Extended Data Fig. 4: BPNet training on ChIP-nexus profiles is faster and yields more accurate motif instances than a binary classification model.
From: Base-resolution models of transcription-factor binding reveal soft motif syntax

a, Predictive performance as measured by the precision-recall curve of the binary classification models predicting the presence or absence of ChIP-nexus peaks from 1 kb DNA sequences evaluated across the held-out (tuning/validation) chromosomes 2, 3 and 4. The model trained to classify the sequences is outperformed when the model is trained to also predict the ChIP-nexus profiles from DNA sequence (without or without profile bias-correction) in addition to classifying them is shown in blue (without or without profile bias-correction) in light blue and with bias-correction in dark blue). b, Training time of the binary classification model trained genome-wide and the sequence-to-profile model (BPNet) trained in ChIP-nexus peaks. c, Detected motifs by TF-MoDISco using the contribution scores in ChIP-nexus peaks of the sequence-to-profile BPNet (profile reg.) or the binary classification model (binary class).

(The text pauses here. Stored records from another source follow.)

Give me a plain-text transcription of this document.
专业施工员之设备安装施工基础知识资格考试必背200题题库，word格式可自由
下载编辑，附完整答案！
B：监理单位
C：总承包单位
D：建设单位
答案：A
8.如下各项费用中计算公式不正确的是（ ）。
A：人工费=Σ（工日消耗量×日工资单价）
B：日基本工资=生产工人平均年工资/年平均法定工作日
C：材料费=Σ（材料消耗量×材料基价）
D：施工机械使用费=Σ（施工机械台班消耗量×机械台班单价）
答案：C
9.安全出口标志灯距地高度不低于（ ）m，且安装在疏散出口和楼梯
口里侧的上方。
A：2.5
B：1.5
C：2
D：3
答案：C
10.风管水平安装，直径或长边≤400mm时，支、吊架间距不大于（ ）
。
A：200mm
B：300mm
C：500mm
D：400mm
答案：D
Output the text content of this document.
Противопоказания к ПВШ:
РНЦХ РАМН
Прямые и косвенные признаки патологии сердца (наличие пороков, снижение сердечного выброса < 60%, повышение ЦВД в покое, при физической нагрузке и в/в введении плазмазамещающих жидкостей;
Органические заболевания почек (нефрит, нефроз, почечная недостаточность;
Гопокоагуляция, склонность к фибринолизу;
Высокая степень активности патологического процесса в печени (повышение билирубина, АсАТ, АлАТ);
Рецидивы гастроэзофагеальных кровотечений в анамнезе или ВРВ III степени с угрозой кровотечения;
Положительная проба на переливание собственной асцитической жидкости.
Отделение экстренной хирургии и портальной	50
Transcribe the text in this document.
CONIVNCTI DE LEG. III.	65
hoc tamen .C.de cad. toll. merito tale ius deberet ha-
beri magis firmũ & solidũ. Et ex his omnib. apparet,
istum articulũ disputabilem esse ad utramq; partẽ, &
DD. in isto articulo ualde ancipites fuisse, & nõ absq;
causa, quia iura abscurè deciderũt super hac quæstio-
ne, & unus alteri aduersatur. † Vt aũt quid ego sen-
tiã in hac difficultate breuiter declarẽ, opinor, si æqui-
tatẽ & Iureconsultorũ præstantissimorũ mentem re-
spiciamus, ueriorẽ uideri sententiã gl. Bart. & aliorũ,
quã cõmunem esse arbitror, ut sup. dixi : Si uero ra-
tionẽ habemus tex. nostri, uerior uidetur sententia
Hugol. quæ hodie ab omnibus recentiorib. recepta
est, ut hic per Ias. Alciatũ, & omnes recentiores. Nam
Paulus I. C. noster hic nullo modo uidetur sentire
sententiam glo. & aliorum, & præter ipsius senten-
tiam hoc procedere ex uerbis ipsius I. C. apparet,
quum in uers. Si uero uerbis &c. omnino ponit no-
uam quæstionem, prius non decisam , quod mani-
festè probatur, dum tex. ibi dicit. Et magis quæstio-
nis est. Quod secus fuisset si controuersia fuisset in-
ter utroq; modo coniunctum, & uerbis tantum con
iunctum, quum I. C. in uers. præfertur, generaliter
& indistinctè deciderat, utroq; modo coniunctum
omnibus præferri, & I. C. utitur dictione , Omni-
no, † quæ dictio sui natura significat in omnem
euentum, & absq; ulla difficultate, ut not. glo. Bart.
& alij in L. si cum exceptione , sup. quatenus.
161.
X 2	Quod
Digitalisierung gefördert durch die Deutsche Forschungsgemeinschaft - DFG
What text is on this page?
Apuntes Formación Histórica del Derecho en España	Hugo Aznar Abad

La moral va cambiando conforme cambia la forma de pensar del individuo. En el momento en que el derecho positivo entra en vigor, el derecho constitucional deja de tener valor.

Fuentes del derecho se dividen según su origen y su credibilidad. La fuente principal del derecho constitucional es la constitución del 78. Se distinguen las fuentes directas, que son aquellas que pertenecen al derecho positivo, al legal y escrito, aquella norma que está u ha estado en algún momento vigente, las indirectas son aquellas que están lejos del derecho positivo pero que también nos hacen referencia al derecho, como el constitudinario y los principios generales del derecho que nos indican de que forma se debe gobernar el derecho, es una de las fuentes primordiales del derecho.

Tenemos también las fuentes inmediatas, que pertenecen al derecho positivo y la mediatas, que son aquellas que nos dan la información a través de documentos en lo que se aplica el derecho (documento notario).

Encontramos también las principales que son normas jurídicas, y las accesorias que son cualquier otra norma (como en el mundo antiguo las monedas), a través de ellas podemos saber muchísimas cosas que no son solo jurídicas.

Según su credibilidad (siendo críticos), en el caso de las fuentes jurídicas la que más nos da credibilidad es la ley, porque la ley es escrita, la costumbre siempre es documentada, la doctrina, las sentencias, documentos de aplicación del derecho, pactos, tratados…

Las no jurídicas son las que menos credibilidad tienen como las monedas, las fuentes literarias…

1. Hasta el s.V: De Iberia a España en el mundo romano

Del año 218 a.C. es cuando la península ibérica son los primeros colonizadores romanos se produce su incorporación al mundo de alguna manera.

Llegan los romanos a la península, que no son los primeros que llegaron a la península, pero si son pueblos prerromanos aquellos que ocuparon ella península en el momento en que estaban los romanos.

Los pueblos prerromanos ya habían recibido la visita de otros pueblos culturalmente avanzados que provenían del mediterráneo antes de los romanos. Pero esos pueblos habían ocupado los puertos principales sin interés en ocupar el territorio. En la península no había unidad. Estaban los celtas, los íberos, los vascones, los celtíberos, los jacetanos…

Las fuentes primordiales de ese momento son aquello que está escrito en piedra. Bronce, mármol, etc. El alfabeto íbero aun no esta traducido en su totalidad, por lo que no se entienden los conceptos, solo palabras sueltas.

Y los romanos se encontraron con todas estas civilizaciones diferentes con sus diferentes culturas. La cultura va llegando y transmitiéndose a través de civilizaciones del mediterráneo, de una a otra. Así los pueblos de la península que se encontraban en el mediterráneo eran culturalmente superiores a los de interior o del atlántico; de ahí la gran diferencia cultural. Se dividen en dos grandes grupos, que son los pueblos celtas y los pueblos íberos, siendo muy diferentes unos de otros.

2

A light color denotes a high number of seqlets for each motif. Motifs not discovered or motifs supported by less than 100 seqlets are shown in black. Questionable motifs are displayed separately on the right. d, The number of motif instances (500 bp within ChIP-nexus peak summit) showing a ChIP-nexus footprint (y-axis) within the top N motif instances with highest contribution scores (x-axis) from the held-out (test) chromosomes 1, 8 and 9. A site was considered to show a ChIP-nexus footprint if the number of reads at the position of the aggregate footprint summit (averaged across both strands) is higher than the 90th percentile value of all motif instances detected by the profile regression model for the corresponding TF (that is same as in Extended Data Fig. 3b).